April 3.—Yesterday was election day of the Aldermen of the city of St. John. Dr. Steeves came in this morning and congratulated me very pleasantly that my son was elected Alderman. I thanked him and said I was not at all surprised, for he was very popular in his ward; always kind and courteous to every one, he had made many friends. He must know I am perfectly sane, but I can’t persuade him to tell my son I am well enough to go home.
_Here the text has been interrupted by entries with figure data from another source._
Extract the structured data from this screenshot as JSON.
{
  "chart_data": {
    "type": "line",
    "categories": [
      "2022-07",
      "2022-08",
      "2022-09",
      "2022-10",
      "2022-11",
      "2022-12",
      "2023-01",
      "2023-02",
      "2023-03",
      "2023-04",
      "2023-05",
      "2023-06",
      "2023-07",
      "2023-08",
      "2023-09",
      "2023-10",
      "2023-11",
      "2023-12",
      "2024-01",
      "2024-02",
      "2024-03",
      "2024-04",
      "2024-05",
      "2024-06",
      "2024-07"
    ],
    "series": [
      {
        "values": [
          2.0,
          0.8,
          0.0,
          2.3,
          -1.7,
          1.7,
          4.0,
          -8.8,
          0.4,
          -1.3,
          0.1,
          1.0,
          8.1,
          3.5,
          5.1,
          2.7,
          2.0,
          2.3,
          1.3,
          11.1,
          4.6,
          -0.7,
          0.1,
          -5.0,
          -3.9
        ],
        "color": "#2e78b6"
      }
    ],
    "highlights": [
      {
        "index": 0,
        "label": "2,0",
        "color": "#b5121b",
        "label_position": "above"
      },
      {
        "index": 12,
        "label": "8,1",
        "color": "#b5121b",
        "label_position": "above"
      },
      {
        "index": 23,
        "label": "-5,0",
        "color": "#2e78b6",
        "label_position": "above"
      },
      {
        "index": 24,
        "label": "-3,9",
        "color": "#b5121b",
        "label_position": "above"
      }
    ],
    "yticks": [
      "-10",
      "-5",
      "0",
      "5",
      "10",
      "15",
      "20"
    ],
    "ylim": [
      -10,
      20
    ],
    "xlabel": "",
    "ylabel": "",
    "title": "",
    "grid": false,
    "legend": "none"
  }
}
My dear Lewis has gone eight hundred miles beyond Winnipeg surveying. I am sorry to have him go so far. Will I ever see him again? But I feel so badly when he comes to see me, and refuses to take me home with him; and I say to myself, “I would die here alone rather than that he, my darling boy, should be shut in here and treated as I am;” for his temper, if so opposed, would make him a maniac. I have dreamed of seeing him looking wretched and crying for fresh air, for he was suffocating. All the time I had those troubled dreams, I was smothering with gas coming in my room through the small grating intended to admit heat to make us comfortable, but it did not. I was obliged to open the window to be able to breathe; my lungs required oxygen to breathe when I was lying in bed, not gas from hard coal.
There is one lady whose room is carpeted and furnished well, but she is so cold she sits flat on the carpet beside the little grate, trying to be warm. She has not enough clothing on to keep her warm. Her friends call often, but they never stay long enough to know that her room is cold. They cannot know how uncomfortable she is, or what miserable food she has, for we all fare alike.